Postcolonialism 3 Flashcards
Irina Bokova (UNESCO, 2015)
Suggested that these acts of image breaking are a form of cultural cleansing
Francesco Rutelli (2016)
Argues that people who participate in image breaking wish to annihilate the sense of belonging and memories that these artefacts represent
Raphael Lemkin
Argues that iconoclasm is essentially genocide on the specific institutions and buildings of a culture or environment
Haldrup et al. (2006)
With the colonial expansion of European powers from the 15th century onwards, a discourse of civilization values started. Europe was identified with the process of modernity and the primacy of science and rationality; religion was being replaced with science and reason.
The Western cultural identity was defined as an outward movement through colonization of the new world, in contrast to oriental and savage others.
Reproduction of orientalism is dependent on a daily reproduction (not simply through institutions). It is centrally performed, practices and renegotiated in everyday life; establishes itself as natural and self-evident.
Orientalism must be taken beyond the institutional sense- it needs to cover the everyday, reproductive performativity
We can look at identities of the nation state to unpack this; mobilizations of ‘us’ ‘here’ ‘we’ are all at play. Concerns about our imagined communities link up more and more with questions on acceptance of the other, refugees and immigrants (Anderson, 1991).
Delaney (2002)
Explores some of the aspects of the relationship and relevance of geography to the question of race in North America. The question for geographers is ‘how does the racial formation shape space, give meaning to places and condition the experience of the embodied subjects?
Elements of the social (race, gender etc.) are not simply reflected in spatial arrangements- instead, spatialities are regarded as constituting and reinforcing aspects of the social. Race is what it is and does what it does precisely because of how it is given spatial expression. Space in an enabling technology through which race is produced
Delaney questions what geography (in terms of knowledge production about race) is for- his answer is through teaching. This teaching needs to unveil white privilege and white self-interest in dismantling patterns of racism.
To be white is to be unmarked in the cultural economy of race. White people can simply forget about race- it is somewhere else. Whiteness takes on the appearance of being normal, natural and neutral. The spatialities which produce this are therefore maintained.
McKittrick (2006)
This is an interdisciplinary analysis of black women’s geographies in the black diaspora. It seeks to consider what kinds of possibilities emergence when black studies encounter human geography.
Enabling us to think about the place of black subjects in the context of taking up spatial histories as they constitute our present geographic organization; engaging with a narrative that locates and draws in black histories and subjects to make visible the social lives that are often displaced and rendered un-geographical.
The relationship between black women and geography opens up a conceptual arena through which more humanly workable geographies can be imagined.
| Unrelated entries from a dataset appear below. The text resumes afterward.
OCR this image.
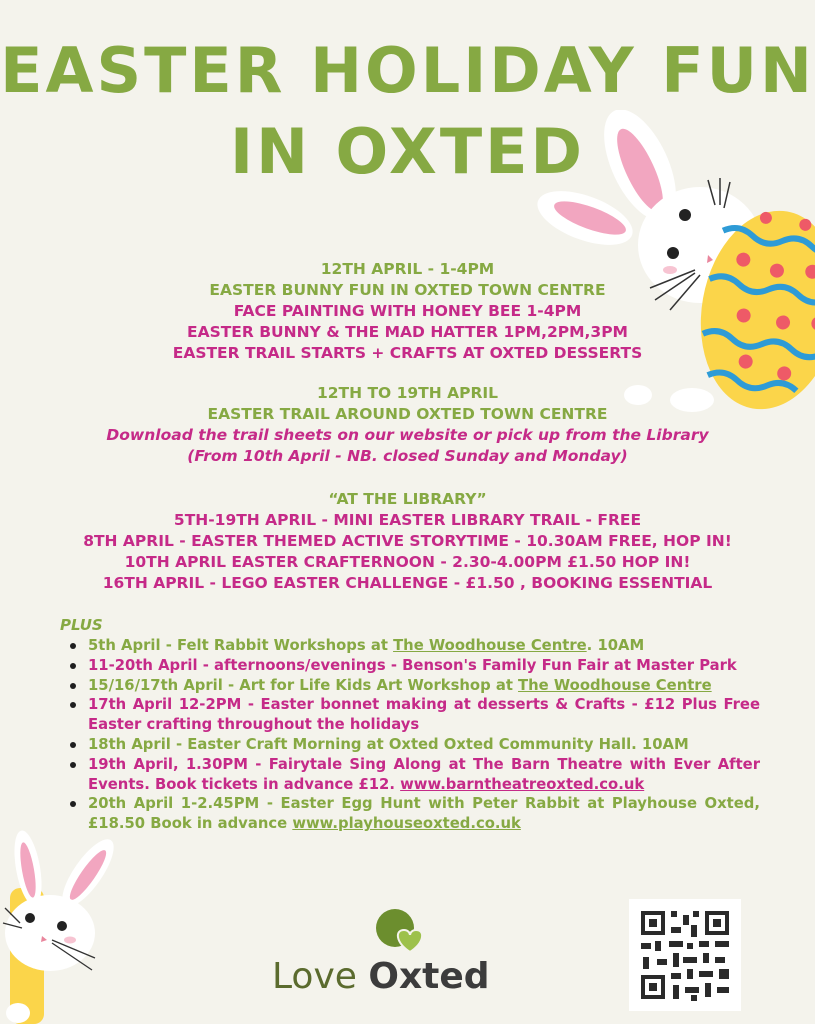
EASTER HOLIDAY FUN
IN OXTED
12TH APRIL - 1-4PM
EASTER BUNNY FUN IN OXTED TOWN CENTRE
FACE PAINTING WITH HONEY BEE 1-4PM
EASTER BUNNY & THE MAD HATTER 1PM,2PM,3PM
EASTER TRAIL STARTS + CRAFTS AT OXTED DESSERTS
12TH TO 19TH APRIL
EASTER TRAIL AROUND OXTED TOWN CENTRE
Download the trail sheets on our website or pick up from the Library
(From 10th April - NB. closed Sunday and Monday)
“AT THE LIBRARY”
5TH-19TH APRIL - MINI EASTER LIBRARY TRAIL - FREE
8TH APRIL - EASTER THEMED ACTIVE STORYTIME - 10.30AM FREE, HOP IN!
10TH APRIL EASTER CRAFTERNOON - 2.30-4.00PM £1.50 HOP IN!
16TH APRIL - LEGO EASTER CHALLENGE - £1.50 , BOOKING ESSENTIAL
PLUS
5th April - Felt Rabbit Workshops at The Woodhouse Centre. 10AM
11-20th April - afternoons/evenings - Benson's Family Fun Fair at Master Park
15/16/17th April - Art for Life Kids Art Workshop at The Woodhouse Centre
17th April 12-2PM - Easter bonnet making at desserts & Crafts - £12 Plus Free Easter crafting throughout the holidays
18th April - Easter Craft Morning at Oxted Oxted Community Hall. 10AM
19th April, 1.30PM - Fairytale Sing Along at The Barn Theatre with Ever After Events. Book tickets in advance £12. www.barntheatreoxted.co.uk
20th April 1-2.45PM - Easter Egg Hunt with Peter Rabbit at Playhouse Oxted, £18.50 Book in advance www.playhouseoxted.co.uk
Love Oxted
Women are negotiating a geographic landscape that is upheld by a legacy of exploitation, exploration and conquest.
Social practices create these landscapes and contribute to how we organize, build and imagine our surroundings. Black subjects are not indifferent to these practices and landscapes- they are connected to them through crude racial-sexual hierarchies and their stake in the production of space.
By considering the histories of transatlantic slavery, we are able to see that black women are both shaped by and challenge the traditional geographic arrangements
The category of the black women is intimately connected with past and present spatial organizations. Racism and sexism are not simply bodily or identity based; they are spatial acts and illustrate black women’s geographical experiences and knowledges as they are made possible through domination.
This form of slavery profited from black enslavement by extracting material and philosophical black subordinations.
Closs-Stephens (2011)
This paper explores the imaginative geographies that enabled and legitimated a diverse range of violent practices in the War on Terror after the events of 9/11. From the ‘black sites’ of extraordinary rendition, to detention centres, to the complicity of the UK government and US in acts of torture
The author draws upon Said’s (1978) work as a way to understand the divisions made between ‘us’ and them’. Such distinctions are entrenched in how we understand who we are and our relationship to others in the world . The task of unpacking and resisting the imaginative geographies of the War on Terror must begin by interrogating the temporal narratives that underpin them.
Focuses on Hamid’s (2007) fiction book ‘The Reluctant Fundamentalist’. Traces how the main character shifts from being seen as an ‘exotic other’ to being coded as a ‘suspected terrorist’ in NYC post 9/11. Since this event, we have been taught to be ‘on the lookout’ for suspicious people (Amoore, 2006).
Like the above, postcolonial novels offer material for destabilizing the spatial and temporal coordinates of dominant imaginative geographies. BUT, they also reproduce this dominant view of the world as expressed in Manichean geographies.